In the original problem, the substitution method is applied by first manipulating the third equation: \(x^2 - xy = 0\). We factor this to get \(x(x-y) = 0\), revealing two potential solutions: \(x = 0\) or \(x = y\).
By choosing to substitute \(x = y\) into the first and second equations, it allows us to find simpler relationships between the remaining variables \(y\) and \(z\). This strategic choice makes the equations easier to solve step-by-step.

• First, solve for one variable in one equation.
• Substitute this variable in other equations.
• Solve the resulting simpler system.

Remember, correct substitution is key to simplifying complex equations!

Mathematics problem solving is a skill that involves understanding, planning, and carrying out a series of logical steps to arrive at a solution.
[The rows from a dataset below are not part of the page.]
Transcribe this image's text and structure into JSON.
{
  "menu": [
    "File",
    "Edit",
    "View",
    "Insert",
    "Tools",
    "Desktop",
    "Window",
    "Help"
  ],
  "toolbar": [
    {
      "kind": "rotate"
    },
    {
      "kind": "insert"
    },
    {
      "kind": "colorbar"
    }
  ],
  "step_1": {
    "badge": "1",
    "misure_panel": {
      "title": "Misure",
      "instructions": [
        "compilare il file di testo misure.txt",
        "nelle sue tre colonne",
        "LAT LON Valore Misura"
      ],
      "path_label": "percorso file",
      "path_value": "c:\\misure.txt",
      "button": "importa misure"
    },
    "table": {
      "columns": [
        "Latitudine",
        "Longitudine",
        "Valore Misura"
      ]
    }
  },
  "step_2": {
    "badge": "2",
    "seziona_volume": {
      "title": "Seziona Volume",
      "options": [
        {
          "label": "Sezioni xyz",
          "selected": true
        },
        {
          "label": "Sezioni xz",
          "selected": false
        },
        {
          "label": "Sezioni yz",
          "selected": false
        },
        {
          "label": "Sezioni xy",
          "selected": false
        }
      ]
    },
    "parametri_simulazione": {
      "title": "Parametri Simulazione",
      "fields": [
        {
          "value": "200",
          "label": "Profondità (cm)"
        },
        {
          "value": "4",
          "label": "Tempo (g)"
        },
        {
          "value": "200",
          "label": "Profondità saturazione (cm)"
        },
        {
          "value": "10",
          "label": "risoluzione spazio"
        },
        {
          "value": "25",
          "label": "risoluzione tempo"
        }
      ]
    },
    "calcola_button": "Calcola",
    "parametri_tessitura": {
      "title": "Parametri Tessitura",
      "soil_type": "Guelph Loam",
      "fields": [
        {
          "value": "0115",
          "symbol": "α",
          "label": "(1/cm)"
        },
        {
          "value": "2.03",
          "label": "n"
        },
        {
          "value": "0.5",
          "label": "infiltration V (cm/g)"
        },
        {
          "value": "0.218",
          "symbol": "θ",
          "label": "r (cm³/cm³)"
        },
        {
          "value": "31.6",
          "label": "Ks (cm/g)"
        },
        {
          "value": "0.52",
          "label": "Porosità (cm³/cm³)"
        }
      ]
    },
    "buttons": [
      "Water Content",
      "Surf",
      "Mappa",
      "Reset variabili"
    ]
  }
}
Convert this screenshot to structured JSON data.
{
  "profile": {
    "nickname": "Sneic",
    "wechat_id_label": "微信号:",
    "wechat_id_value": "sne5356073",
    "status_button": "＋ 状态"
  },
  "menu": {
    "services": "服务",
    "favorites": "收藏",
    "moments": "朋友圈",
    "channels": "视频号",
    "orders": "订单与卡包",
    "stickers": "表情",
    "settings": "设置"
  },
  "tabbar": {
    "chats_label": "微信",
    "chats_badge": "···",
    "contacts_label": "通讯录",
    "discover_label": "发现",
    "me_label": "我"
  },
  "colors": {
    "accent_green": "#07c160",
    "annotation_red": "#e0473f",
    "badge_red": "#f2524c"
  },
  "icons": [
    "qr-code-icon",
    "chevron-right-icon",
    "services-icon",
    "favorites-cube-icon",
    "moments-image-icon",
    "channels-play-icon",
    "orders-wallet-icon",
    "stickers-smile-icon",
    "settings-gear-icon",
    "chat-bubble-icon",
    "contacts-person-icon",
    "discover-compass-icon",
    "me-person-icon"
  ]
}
For solving a system of equations, problem solving becomes a process of:

• Analyzing the system to identify which method (like substitution) is most suitable.
• Breaking down the problem into smaller, manageable steps.
• Executing each step carefully and validating the result each time.

In the context of the substitution method for this exercise, it's about understanding how one substitution can simplify the entire system. By analyzing each equation's potential for substitution and manipulation, we can create a logical path to the solution.
Moreover, mathematics problem solving requires verification. This is done by substituting the found solutions back into the original equations to ensure that they satisfy all conditions. It's a systematic approach where every step needs to be validated thoroughly to confirm the correctness of the solution.

An algebraic solution to a problem uses algebra, which involves symbols and the rules for manipulating these symbols to represent problems and solve them. When tackling a system of equations algebraically, like in this exercise:

• Begin by simplifying the equations as much as possible.
• Apply algebraic operations to manipulate the equations for easier solving.
• Look for opportunities to factor, combine terms, and substitute expressions.

In our example, algebra is used right from factoring \(x^2 - xy = 0\) to formulating substitutions \(x = y\) which reduce the system's complexity. The power of algebra comes through, as it helps in transforming the system of equations into something more manageable.
Finally, validate algebraic solutions by substituting back into the original equations. This is vital since it helps confirm that each potential solution indeed satisfies all original conditions, ensuring the correctness and reliability of the outcome.